A little bit off topic but related. This excellent shader by eiffie: https://www.shadertoy.com/view/llf3z8
also: https://www.shadertoy.com/view/Xlf3zf

[Aexion]

If anyone is interested, here's the hexagonal (honeycomb) version:

It basically transforms the (x,z) coordinates into the hexagonal (q,r) coordinates, then transforms it again to (x,z).
This wasn't easy to guess at first, I tried a lot of formulas and combinations until I comes with this solution.
Is not perfect, but its a good start.
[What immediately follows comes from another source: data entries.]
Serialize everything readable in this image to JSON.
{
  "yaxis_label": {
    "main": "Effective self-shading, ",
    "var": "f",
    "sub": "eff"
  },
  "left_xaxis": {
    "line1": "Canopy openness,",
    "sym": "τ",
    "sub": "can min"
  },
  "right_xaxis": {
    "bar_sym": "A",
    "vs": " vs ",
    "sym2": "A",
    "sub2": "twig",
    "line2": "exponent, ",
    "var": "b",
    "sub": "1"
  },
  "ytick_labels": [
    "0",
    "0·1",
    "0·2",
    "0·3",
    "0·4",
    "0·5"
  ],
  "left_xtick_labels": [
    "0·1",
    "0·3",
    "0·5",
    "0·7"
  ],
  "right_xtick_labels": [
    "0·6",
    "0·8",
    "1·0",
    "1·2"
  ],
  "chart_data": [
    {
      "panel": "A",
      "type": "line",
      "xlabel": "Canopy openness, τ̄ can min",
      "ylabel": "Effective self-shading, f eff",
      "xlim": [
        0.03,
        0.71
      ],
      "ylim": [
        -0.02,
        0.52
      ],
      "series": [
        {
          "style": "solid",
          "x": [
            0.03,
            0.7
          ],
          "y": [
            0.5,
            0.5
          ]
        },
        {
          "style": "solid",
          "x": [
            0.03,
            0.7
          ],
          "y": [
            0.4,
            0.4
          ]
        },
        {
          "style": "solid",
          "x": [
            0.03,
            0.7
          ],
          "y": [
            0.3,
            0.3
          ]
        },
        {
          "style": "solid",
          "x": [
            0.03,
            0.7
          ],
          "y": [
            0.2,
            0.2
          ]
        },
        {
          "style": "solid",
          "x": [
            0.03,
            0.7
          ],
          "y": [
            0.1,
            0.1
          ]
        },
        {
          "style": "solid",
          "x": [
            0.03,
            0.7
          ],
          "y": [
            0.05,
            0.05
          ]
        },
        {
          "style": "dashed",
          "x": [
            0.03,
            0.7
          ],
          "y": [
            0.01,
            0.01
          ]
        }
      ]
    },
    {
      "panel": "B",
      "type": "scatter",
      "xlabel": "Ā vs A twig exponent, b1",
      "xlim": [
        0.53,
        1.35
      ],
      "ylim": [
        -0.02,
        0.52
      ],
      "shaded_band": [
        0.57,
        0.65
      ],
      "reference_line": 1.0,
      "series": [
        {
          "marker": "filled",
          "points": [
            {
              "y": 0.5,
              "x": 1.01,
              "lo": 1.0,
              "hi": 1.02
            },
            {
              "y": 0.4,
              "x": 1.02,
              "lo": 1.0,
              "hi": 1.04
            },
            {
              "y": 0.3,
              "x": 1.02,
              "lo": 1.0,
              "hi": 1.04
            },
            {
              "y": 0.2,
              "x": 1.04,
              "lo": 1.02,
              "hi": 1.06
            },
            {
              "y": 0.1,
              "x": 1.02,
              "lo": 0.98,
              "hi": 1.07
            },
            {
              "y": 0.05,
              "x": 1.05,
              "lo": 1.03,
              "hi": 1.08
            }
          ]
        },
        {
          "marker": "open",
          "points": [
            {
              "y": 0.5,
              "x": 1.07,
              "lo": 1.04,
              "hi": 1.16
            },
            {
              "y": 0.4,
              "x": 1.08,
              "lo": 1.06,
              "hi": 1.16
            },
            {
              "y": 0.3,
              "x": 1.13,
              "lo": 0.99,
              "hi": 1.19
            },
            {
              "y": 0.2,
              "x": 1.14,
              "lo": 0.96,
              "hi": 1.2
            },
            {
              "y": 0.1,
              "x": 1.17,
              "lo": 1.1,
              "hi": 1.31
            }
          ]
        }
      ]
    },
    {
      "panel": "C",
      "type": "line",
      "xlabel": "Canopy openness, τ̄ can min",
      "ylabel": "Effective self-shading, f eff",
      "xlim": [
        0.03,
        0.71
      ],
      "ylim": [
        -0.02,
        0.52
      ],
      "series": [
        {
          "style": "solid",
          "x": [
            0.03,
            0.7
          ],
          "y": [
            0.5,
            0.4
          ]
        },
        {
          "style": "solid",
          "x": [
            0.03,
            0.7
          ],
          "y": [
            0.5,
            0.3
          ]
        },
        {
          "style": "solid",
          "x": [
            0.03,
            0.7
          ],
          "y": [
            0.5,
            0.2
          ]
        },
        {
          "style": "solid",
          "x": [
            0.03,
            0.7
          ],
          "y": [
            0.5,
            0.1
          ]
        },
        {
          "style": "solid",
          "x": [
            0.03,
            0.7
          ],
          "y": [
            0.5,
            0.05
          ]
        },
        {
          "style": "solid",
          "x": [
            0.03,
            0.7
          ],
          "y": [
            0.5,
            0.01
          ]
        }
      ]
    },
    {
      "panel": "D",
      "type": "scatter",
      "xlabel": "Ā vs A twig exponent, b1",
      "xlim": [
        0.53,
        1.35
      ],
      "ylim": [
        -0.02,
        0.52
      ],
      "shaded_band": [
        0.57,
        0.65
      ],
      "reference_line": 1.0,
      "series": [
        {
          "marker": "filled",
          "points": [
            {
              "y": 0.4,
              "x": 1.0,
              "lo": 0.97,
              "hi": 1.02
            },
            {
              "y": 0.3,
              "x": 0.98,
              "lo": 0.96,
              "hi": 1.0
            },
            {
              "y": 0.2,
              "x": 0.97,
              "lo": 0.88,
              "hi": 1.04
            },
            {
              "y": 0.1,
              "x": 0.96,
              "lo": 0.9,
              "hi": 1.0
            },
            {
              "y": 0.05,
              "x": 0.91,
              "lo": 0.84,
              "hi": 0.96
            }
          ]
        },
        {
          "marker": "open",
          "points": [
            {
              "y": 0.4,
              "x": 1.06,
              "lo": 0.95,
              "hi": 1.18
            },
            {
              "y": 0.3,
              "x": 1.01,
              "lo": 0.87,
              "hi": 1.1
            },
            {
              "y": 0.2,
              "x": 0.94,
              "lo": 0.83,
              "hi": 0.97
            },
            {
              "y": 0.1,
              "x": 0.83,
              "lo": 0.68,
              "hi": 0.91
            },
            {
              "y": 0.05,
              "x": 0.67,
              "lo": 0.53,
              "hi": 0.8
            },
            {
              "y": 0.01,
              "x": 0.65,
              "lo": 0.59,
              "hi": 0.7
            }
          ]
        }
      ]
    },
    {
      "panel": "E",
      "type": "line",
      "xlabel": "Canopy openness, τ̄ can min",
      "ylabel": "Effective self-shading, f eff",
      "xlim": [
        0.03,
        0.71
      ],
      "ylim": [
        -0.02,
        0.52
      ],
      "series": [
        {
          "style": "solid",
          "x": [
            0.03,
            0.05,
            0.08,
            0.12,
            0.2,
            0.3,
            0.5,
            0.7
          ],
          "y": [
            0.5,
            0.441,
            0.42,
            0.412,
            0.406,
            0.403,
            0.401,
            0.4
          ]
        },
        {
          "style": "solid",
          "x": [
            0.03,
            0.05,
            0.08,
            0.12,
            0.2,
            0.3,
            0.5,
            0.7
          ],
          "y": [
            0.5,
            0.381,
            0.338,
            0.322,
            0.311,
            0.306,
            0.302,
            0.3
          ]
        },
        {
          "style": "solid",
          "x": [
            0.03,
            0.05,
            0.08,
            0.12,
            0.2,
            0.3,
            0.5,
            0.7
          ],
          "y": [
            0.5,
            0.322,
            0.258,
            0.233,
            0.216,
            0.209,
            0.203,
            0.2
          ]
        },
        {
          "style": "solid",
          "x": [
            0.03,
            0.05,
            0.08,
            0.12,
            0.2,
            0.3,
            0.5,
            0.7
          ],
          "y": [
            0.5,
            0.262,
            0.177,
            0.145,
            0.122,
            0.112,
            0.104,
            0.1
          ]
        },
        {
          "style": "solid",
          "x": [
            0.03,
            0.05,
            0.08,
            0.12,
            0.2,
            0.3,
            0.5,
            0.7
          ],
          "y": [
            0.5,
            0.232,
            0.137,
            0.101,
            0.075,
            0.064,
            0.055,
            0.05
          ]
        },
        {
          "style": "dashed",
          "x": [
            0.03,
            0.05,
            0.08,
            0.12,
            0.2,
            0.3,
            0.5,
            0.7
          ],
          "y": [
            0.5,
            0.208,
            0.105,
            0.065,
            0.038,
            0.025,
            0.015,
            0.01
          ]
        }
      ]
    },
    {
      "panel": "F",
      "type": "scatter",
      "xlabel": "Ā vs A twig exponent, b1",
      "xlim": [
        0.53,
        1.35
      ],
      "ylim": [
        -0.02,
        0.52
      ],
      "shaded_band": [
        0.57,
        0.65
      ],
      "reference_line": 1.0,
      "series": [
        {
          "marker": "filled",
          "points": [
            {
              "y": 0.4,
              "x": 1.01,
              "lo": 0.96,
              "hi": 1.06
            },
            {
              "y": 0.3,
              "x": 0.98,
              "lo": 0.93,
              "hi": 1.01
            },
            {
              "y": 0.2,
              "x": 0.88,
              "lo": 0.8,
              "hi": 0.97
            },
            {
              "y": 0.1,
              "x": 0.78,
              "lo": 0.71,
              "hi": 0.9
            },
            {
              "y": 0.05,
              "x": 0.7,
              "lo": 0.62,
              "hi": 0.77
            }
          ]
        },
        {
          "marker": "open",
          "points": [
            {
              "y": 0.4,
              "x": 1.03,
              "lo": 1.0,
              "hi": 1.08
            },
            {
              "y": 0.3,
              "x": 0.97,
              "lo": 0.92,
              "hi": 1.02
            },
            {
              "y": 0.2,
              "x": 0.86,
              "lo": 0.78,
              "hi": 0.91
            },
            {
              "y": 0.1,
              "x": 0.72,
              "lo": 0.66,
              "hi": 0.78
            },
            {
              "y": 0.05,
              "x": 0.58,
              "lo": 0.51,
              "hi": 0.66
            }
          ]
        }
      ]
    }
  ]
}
The code is unoptimized, but that's because I want to make it very clear.

Code:

double HexSphere(double x,double y,double z){
x*=0.6;//scaling.. don't ask..
x*=45;//45 hexagons by unit
y*=45;
z*=45;
y=int(y);
//converts (x,z) to (r,q)
const double temp = floor(x + z);
const double r = floor((floor(z - x) + temp) / 3.0);  
const double q = floor((floor(2 * x + 1) + temp) / 3.0) - r;
x = 3.0/2.0 * r;  //turns back, r q to x z
z = sqrt(3.0) * (q + r/2.0);
x/=45.0;//just for clarification
y/=45.0;
z/=45.0;
const double a=sqrt(x*x+y*y+z*z)-1;
return (a);
}

For more info on hexagonal coordinates, this is a good source: http://www.redblobgames.com/grids/hexagons/

Hope you like it..